Devils Garden Campground is open first come, first served in the winter months before returning to a reservation system in March.
Canyonlands National Park
Perhaps one of the park’s system most disjointed areas of wild majesty, Canyonlands National Park is truly a puzzle thanks to the canyon-carving power of the Colorado and Green rivers. Divided by the rugged topography of the landscape into three districts — Needles, Island in the Sky and the honestly named Maze — the park beautifully befuddles. The Islands in the Sky area is the most easily accessible, while Needles and the rugged Maze offer more backcountry experiences.

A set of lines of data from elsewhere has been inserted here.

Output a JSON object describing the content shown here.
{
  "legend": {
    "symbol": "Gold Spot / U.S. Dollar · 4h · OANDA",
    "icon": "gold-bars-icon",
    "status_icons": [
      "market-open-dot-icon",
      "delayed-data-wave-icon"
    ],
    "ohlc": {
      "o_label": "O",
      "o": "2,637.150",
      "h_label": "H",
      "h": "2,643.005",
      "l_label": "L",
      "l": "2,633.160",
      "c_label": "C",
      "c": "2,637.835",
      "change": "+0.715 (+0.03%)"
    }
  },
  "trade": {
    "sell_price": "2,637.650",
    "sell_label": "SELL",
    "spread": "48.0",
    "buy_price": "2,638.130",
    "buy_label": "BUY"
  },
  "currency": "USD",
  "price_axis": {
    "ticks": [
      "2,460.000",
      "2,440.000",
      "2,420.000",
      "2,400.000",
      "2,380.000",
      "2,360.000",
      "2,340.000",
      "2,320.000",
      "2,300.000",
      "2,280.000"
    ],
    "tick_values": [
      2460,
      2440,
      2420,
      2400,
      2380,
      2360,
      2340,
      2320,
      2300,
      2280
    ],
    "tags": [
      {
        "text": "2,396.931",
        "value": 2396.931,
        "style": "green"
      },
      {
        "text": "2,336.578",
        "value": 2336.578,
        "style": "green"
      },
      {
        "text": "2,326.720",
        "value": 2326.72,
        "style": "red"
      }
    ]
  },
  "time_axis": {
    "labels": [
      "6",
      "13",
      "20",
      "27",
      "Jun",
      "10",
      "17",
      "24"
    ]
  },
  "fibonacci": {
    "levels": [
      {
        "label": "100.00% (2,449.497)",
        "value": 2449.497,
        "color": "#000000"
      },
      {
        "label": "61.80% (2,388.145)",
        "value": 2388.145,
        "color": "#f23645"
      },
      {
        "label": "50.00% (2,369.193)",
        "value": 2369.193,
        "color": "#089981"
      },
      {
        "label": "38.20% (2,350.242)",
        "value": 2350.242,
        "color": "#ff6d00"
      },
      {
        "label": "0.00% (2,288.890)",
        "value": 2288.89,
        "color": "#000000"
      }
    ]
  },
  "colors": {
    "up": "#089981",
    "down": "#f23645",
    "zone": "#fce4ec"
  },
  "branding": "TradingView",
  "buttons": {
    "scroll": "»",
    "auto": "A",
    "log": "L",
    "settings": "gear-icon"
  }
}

The park is always open, and the Island in the Sky Visitor Center is your gateway to the most popular section of Canyonlands, which remains open 9 a.m. to 4 p.m. throughout the winter, except major holidays. The Needles Visitor Center closes December to mid-February, but well-prepared adventurers with the right gear can still enjoy trips to this tranquil district.
Base camp: Moab
Where to stay: Moab is a year-round destination and most of its lodging options are open all 12 months. Familiar chains like the Fairfield Inn all have outposts in the town and make solid bases for your excursions and the rustic and scenic Red Cliffs Lodge continues to stand atop the TripAdvisor rankings. But do consider staying at least one night in the yurts at Dead Horse Point State Park during your trip. These round Mongolian-style tents sleep a cozy six or a roomy two and come equipped with burly heaters. It’s a bathroom-outside affair but the view of the stars at night are worth the chilly walk to the heated restroom. Reservations available at Dead Horse Point State Park.
Red Cliffs Lodge
Milepost 14, Highway 128
Moab, Utah 84532
1863 N. Highway 191 Moab, (435) 259-5350
Explore more Moab accommodations.
Where to eat: The Twisted Sisters Cafe is a friendly spot owned by its namesakes — two smart-aleckey and, well, twisted sisters who you’ll often finding behind the bar serving up delicious margaritas.
11 E. 100 North, Moab
Where to eat: The aptly named Eklecticafé is the best breakfast stop in town and boasts a vegan-friendly menu.
352 N. Main St, Moab
Make a note: the best national parks in winter are in southeastern Utah. Bundle up and plan to visit.